"That is ours—that is Gabor Aron[79]—and that the enemy—and now the thunder of heaven."

[79] A common rustic, who, at the beginning of the late war, astonished his countrymen by his skill in founding cannons, and in the art of gunnery.

And, when the cannon had ceased, they waited with beating hearts to hear of defeat or victory.

And all—mothers, young girls, brides, wives, breathed the same fervent wish—that if the beloved should return, it might be with glory; but that if the day were lost which was to decide the fate of their country, none might return to tell it!

On the threshold of the chapel, by the crypt-door, sat an old man: he was past eighty—his eyes were dim and lustreless, and his voice faint and trembling: he, too, had come out to the churchyard to wait the issue of the battle, for he could not rest at home; beside him sat a cripple, who had one leg shrunk up, but although the body was weak and sickly, every thought of his heart was in the battle-field, and he frequently exclaimed, in bitterness of spirit, "Why cannot I too be there?"

The cripple knelt beside the old man, and read to him out of the Bible.
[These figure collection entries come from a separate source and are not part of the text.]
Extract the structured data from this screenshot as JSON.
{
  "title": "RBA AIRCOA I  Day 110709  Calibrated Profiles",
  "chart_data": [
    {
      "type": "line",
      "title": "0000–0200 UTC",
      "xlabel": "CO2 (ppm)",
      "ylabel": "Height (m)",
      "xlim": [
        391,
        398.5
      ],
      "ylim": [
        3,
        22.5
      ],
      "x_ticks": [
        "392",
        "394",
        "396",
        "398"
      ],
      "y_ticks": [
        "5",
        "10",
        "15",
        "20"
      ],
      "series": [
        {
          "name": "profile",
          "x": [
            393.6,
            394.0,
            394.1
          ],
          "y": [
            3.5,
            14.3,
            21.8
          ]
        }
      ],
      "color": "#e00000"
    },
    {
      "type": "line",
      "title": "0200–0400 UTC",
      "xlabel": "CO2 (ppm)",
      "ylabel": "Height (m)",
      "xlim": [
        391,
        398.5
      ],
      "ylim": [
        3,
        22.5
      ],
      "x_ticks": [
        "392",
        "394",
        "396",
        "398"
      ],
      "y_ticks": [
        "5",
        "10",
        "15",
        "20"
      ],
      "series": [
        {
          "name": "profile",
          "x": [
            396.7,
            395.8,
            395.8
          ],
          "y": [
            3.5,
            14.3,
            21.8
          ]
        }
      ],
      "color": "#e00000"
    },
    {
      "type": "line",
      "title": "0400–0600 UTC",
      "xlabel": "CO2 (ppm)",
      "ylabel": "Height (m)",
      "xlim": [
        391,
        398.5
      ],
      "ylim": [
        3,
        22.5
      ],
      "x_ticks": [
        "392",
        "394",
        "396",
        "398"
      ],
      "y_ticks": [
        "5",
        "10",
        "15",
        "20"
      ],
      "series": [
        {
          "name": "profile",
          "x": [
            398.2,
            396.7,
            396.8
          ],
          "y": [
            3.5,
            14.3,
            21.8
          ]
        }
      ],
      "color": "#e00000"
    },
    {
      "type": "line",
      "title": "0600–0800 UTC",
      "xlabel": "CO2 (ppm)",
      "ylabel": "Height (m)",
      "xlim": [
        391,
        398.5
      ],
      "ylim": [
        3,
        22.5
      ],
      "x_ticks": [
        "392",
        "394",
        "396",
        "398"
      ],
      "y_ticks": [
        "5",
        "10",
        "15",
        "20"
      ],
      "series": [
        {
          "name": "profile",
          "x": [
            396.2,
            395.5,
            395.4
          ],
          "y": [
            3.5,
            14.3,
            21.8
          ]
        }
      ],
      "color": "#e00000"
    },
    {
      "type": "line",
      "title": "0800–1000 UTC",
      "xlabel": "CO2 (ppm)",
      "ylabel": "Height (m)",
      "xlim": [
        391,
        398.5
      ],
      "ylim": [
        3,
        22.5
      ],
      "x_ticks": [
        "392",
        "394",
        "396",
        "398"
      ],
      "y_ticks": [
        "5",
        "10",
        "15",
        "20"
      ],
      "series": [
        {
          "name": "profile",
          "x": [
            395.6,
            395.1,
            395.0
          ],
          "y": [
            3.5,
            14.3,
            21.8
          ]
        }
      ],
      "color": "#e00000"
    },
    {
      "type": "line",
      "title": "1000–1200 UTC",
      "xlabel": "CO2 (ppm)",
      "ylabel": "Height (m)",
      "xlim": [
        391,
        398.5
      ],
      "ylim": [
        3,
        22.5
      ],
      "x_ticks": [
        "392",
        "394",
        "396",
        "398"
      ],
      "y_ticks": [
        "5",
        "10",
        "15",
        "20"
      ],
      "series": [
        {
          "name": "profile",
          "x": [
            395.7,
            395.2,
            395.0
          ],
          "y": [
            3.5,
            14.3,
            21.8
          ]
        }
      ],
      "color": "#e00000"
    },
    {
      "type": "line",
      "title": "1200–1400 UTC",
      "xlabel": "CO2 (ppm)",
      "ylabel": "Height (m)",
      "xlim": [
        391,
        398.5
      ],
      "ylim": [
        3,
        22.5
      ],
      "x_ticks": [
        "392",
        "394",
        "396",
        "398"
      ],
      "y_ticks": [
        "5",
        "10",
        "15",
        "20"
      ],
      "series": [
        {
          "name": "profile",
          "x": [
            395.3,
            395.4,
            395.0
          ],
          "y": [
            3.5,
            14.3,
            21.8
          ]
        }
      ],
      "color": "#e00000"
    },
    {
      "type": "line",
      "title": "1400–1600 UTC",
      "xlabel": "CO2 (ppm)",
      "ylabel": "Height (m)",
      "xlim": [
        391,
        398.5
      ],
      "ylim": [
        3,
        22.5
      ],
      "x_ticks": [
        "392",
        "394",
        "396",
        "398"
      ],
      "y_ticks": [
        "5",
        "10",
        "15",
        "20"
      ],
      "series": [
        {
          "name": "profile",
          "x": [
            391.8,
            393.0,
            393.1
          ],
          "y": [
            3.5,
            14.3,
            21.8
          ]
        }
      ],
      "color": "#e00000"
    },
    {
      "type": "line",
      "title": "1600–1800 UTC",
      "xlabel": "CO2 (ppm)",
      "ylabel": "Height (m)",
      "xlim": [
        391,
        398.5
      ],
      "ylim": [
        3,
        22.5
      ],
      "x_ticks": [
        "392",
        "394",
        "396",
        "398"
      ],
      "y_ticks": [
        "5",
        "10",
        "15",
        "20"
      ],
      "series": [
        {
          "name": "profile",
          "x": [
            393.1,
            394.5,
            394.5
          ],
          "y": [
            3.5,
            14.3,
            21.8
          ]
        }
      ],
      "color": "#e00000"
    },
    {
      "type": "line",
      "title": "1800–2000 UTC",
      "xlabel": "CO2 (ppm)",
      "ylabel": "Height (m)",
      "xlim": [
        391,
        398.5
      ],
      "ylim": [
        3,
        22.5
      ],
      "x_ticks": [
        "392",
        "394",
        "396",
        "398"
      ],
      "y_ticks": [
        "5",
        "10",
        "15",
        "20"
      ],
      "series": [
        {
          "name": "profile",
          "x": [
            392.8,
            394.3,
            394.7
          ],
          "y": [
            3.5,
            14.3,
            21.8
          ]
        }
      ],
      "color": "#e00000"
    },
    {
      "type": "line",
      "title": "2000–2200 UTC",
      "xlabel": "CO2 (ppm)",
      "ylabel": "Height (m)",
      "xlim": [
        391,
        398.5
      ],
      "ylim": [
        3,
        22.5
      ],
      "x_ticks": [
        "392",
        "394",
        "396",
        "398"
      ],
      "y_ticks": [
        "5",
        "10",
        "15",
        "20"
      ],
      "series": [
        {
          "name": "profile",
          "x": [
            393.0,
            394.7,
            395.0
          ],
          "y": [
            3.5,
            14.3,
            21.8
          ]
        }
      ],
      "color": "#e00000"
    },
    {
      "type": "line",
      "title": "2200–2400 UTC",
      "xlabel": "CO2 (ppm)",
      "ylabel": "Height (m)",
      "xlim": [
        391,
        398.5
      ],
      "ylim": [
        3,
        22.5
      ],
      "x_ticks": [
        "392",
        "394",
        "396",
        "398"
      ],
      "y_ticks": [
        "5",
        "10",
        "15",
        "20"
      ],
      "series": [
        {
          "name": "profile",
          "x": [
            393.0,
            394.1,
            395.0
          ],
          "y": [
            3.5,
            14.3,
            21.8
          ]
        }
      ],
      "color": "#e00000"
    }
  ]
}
The passage was in Samuel, about the battles of Israel—the holy war, in which thirty thousand had fallen guarding the ark of God.

"Why cannot I be there?" sighed the unhappy youth, and read:

"'And the ark of God was taken; and the two sons of Eli, Hophni and Phinehas, were slain.

"'And there ran a man of Benjamin out of the army, and came to Shiloh the same day, with his clothes rent, and with earth upon his head.

"'And when he came, lo, Eli sat upon a seat by the wayside watching: for his heart trembled for the ark of God. And when the man came into the city, and told it, all the city cried out.